There is a sad side to one of the aspen groves on my favorite Sabbath hiking trail. I’m not sure when it happened, or why it happened here and not at the other groves on the gentle slopes of this Flagstaff mountain. But something knocked down a bunch of the trees. They lie scattered everywhere, some flat on the ground, some leaning against other trees. The storm, or avalanche, must have been terrible to cause all that damage.
I hike here several times a year, and I’ve always been curious about this grove. What happened? When did it happen? And why did some trees fall, while others stood?
I was praying my way through this grove last week, and I’m not sure why my mind went here, but it did.
These trees are spiritual leaders. Some have fallen. But some are still standing, despite the pressures that they experienced. And I desperately – desperately – want to be among those who stand.
Leaders fall with depressing regularity, so frequently that it has almost become a cliché. Moral failure seems to be the most common cause, and I’ve grown sadly accustomed to the internal cringe upon hearing the news of one more fallen leader. One more conference speaker whose personal life revealed the hollowness of the principles he taught. One more pastor who tried to take care of the bride of Christ while failing to be true to the vows he had made to his own. And the same sad word comes to mind each time: “Again?”
I was near a falling tree on a hike several years ago. I couldn’t see it, but I could hear it, and it was terrifying. I’ve been close enough to a couple of falling leaders to feel a similar sense of dread, to see the damage they cause as they go down.
I never, EVER, want to cause that kind of pain. I don’t want to fall.
But not all trees go down, and not all leaders fall. I’ll be driving to Los Angeles today to be part of the celebration of the 75th anniversary of the church where I met Jesus when I was 11 years old. It was my church for over 30 years. Those people taught me how to pastor, sent us out as missionaries, supported us through good and bad days, and welcomed us home 15 years later.
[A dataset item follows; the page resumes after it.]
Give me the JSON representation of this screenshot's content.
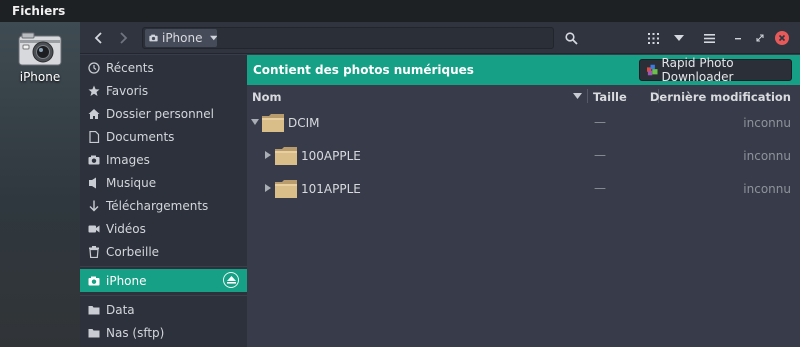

The room will be full of my heroes, and as the MC I get to talk about some of them. I will tell the story of the pastor who baptized me in 1970, present a video message from my Junior High Youth Director, and introduce the pastor who ordained me to ministry and sent us out to Africa and France. Some of the faithful church members who will be in the room tonight were there for all of those moments, and made indelible impacts on my life. I went to seminary with the current Lead Pastor of the church, and served for over 10 years with the Worship Pastor.
These people are standing. They aren’t perfect, and I’m sure they have bent under the pressure of a storm or two over the years. But they are standing.
I desperately want to stand with them.
Can I be bold enough to ask you to pray, right now, for whomever you see as your spiritual leader? Pray that he or she would stand tall in the storm. Pray that their roots would be deep, and that they would know what the Lord means when He says “In quietness and trust is your strength” (Isaiah 30:15). Pray that they would take Jesus at His word, and would come to Him to find rest for their souls (Matthew 11:29).
You’d be wise to add yourself to that prayer. It’s almost certain that someone sees you as a spiritual leader, looks to your example and depends on your advice. They would be hurt if you fell, and they will be helped when you stand.
And yeah, pray for me as well. By the grace of God, I want to be a standing tree. Let me know if I can pray the same for you.